1) - The very first thing you should do before building an indoor riding arena is to research the permitting process in your area. Every town is different and not all government administrations are horse savvy. Do as much research as you possibly can to avoid pitfalls at the very beginning of your plans.
For example, a very iconic farm just outside of Boston wanted to build an indoor on their historic property. Because they were well within city limits, the fire code for the building permit was akin to one for a public meeting hall, not an agricultural use building. They were able to do a build around that saved them both time and money.
If you are in an agricultural friendly county, chances are the permitting process will be fairly straightforward. Things you will need to know and be prepared to answer are how far the building must be set back from your property boundaries, how many horses on how many acres – does it comply, and which municipal departments need to be involved in order for the building permit to be granted. You will want all your ducks in a row before you start construction.
2) - While you are getting your permits ready, you should be interviewing who is going to be doing the construction. Take a ride to their completed facilities, or job sites, interview others that have used their services. Check references.
One of the best suggestions yet is to hire the favorite contender to do a small job on your farm to see the quality of the work and the timeliness of the job completion. Work with a professional, it will save you time and money.
3) - Budget Concerns. Will your indoor be just an indoor or part of a barn? Is the barn already built? Or will stalls be added as part of the overall structure? While you are thinking about footing, price out the cost of a kick wall, gates, latches, and lights, watering system. It all adds up very fast so make that list as detailed as you can so you can get this project up and running.
4) - Who is going to pay for all of this? If you are unable to pay for the entire project out of pocket, start looking for a lender that understands the needs of an equine facility. Many banks are not keen to underwrite loans for a non-residential building. You may have to educate your lender to the importance of an indoor, how it can be income producing and increase the value of the entire property.
5) - Now where are you going to put your horse arena? Ask yourself where does the sun rise and set on your property. This natural progression of light will impact your riding experience in the arena. Which way does the wind usually blow across your farm? If an arena is in a particularly windy spot, it can feel like you are riding in the belly of the Titanic with the building shuddering from every blast.
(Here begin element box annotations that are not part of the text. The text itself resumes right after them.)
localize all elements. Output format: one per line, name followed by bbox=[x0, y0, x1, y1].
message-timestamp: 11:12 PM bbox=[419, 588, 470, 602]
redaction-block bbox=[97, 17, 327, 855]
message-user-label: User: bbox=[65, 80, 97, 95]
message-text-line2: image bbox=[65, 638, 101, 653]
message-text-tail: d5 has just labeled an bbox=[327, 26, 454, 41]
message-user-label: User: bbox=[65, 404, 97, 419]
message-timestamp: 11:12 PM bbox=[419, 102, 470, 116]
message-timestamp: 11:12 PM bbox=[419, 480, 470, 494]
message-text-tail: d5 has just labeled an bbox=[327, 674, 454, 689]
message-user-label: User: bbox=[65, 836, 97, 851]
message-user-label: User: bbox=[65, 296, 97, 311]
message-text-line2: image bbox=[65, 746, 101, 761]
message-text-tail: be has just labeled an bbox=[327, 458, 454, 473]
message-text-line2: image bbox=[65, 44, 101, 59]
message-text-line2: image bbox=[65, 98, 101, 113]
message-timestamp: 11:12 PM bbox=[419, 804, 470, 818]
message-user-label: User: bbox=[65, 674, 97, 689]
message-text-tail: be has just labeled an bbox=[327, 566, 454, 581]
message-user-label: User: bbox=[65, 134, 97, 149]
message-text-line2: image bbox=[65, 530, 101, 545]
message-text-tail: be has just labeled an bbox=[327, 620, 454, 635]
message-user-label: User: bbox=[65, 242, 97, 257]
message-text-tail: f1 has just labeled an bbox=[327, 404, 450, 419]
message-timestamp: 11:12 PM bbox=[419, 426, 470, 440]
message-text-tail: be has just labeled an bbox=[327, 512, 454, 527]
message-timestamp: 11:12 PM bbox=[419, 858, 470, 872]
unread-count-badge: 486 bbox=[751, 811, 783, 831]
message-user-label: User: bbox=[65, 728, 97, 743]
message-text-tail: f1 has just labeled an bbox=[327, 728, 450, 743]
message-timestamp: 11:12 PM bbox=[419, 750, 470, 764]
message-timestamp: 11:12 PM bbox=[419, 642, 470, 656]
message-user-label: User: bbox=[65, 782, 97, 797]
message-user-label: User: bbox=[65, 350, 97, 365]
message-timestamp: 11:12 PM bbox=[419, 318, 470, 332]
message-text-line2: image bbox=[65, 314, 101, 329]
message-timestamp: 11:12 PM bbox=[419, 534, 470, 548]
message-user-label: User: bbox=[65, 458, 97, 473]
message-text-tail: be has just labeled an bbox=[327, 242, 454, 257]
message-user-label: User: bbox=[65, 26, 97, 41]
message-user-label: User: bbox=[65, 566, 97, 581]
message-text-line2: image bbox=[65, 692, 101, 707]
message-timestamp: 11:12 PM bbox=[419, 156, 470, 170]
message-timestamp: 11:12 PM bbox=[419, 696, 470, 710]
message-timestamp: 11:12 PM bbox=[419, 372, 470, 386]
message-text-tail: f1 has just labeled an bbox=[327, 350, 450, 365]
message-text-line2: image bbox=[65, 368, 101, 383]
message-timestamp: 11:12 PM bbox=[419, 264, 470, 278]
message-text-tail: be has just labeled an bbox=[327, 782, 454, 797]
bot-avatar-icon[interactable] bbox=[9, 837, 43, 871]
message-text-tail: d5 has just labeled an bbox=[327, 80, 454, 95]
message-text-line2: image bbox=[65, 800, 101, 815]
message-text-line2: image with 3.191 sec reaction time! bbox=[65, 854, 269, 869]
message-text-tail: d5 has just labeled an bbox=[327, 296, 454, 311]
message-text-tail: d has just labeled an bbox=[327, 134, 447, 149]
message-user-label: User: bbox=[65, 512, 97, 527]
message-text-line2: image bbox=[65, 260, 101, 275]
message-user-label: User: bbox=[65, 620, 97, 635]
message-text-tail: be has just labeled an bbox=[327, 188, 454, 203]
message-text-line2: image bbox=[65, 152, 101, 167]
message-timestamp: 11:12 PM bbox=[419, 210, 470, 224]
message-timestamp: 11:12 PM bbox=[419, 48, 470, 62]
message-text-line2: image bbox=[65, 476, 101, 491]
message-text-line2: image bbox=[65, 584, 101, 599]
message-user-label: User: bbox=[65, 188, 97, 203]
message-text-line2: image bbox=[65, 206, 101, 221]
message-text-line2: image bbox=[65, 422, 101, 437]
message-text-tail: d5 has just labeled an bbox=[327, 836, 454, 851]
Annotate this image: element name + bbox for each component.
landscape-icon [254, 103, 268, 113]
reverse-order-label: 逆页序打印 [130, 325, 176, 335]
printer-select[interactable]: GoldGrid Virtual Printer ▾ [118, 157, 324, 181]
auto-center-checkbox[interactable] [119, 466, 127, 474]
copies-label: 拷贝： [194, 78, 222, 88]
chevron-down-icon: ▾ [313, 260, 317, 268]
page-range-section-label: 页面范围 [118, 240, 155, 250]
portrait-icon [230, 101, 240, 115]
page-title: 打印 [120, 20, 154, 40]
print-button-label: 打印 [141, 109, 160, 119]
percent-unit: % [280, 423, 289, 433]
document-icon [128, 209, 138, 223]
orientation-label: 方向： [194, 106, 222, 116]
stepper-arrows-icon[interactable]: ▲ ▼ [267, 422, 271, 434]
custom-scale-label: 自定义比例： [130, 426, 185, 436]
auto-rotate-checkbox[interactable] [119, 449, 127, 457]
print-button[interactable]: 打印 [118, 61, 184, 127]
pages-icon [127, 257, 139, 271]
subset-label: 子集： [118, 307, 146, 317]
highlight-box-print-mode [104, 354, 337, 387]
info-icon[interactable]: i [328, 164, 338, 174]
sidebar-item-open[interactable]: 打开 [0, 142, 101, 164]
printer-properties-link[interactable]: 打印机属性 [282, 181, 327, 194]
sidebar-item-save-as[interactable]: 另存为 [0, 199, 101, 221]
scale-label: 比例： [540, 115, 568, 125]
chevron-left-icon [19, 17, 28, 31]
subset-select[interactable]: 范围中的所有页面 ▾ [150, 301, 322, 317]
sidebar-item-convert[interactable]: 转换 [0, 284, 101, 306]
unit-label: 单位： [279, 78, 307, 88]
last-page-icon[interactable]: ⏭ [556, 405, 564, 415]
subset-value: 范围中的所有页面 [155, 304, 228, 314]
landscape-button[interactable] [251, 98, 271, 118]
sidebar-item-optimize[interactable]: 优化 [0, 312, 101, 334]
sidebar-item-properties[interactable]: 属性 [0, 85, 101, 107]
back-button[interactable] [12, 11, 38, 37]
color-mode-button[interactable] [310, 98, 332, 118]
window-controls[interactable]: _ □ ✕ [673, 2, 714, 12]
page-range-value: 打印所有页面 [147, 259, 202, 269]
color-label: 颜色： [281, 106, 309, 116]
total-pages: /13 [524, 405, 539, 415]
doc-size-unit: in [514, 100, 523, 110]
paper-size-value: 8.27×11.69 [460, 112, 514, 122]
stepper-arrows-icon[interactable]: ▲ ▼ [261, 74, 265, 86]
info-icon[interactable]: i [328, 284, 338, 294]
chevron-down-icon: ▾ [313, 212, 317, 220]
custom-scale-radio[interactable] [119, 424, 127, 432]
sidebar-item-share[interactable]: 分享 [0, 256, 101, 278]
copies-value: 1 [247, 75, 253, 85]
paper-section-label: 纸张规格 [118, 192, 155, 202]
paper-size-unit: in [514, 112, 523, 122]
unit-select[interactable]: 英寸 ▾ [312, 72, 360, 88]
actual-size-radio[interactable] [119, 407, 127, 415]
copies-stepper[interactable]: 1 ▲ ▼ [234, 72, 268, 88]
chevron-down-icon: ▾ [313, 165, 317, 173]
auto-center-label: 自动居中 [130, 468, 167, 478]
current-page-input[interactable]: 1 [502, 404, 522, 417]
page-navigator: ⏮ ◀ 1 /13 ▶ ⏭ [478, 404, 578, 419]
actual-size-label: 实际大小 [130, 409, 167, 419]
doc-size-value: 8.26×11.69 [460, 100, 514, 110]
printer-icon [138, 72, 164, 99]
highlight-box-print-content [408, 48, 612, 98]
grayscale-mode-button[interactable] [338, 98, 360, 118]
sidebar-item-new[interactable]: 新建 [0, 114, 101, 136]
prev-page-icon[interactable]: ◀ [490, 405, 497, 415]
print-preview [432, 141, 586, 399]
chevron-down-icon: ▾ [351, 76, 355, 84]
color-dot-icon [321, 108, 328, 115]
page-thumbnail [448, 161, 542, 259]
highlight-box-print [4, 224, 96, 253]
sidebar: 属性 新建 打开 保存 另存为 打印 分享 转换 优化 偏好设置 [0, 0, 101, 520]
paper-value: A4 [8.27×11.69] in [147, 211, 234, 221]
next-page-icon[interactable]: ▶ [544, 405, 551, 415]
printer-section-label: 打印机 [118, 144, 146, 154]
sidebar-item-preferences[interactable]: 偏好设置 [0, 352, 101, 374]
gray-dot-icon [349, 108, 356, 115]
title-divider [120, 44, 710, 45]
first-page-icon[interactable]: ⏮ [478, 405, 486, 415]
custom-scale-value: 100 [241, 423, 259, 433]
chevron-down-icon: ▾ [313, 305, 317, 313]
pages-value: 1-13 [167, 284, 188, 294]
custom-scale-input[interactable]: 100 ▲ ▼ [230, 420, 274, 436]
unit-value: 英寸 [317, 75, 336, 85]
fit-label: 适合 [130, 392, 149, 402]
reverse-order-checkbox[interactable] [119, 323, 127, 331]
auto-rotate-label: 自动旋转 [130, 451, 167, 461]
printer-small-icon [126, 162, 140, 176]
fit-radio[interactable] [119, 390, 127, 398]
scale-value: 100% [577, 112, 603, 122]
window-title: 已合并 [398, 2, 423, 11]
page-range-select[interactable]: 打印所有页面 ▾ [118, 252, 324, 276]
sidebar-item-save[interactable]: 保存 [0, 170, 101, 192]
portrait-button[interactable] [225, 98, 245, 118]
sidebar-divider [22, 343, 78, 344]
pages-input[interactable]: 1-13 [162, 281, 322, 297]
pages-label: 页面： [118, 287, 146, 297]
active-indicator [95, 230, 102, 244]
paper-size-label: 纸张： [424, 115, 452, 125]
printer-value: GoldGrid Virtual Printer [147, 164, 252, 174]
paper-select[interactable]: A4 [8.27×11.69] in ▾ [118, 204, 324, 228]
The horses feel it too, resulting in long miserable winters. While this might seem very mundane, they are the same questions to be answered if we were writing about how to build an outdoor arena. It’s very important to the success of the arena.
Avoid areas that are naturally wet and areas where water pools after a hard rain. You will be fighting this for the life of the building unless you invest in some seriously good drainage systems or do a workaround with proper excavation and swales.
6) - Size does matter. Depending on your discipline you will want enough room to be able to accomplish the training needed for competing. If you are a dressage rider, keep your eye on the upper levels. Going from the small to large ring is harder than you think if you do not have the correct space to practice the movements.
7) - Put your arena in a place where it is easy in and out. Ever pull up to an indoor and there is literally no place to park your rig? Worse yet, nowhere to back out? You will want enough space around your indoor that truck and trailers, tractors and tractors with drags attached can get in and out easily, without blocking entries. The best indoors have large enough parking close by to accommodate all.
8) - Make it light and airy. The more natural light, the smaller your electric bill. One of the most pleasurable experiences of indoor riding is going into a well-lit, dust-free, appropriately sized arena. You can almost feel like you are riding outside. Whether you have a lot of windows down the arena sides or are able to have a clear span roof installed, the long-term impact is tremendous.
9) - Footing. The most important part of your indoor is the riding surface you choose to install. The better the quality of the ingredients directly impacts the lifespan of the footing, and how consistent the surface will be. How to choose good footing for your indoor depends on the region of the country you live in and your discipline. Work with a professional footing company to make sure your footing fits your needs. Footing is never one size fits all.
10) - Take time to plan. There are so many variables to consider when planning your indoor that impact your budget, your time frame, your training schedule - the planning process should not be a hurried one. Never be afraid to ask questions. It is never a simple case of comparing apples to apples when it comes to construction, building materials, or footing.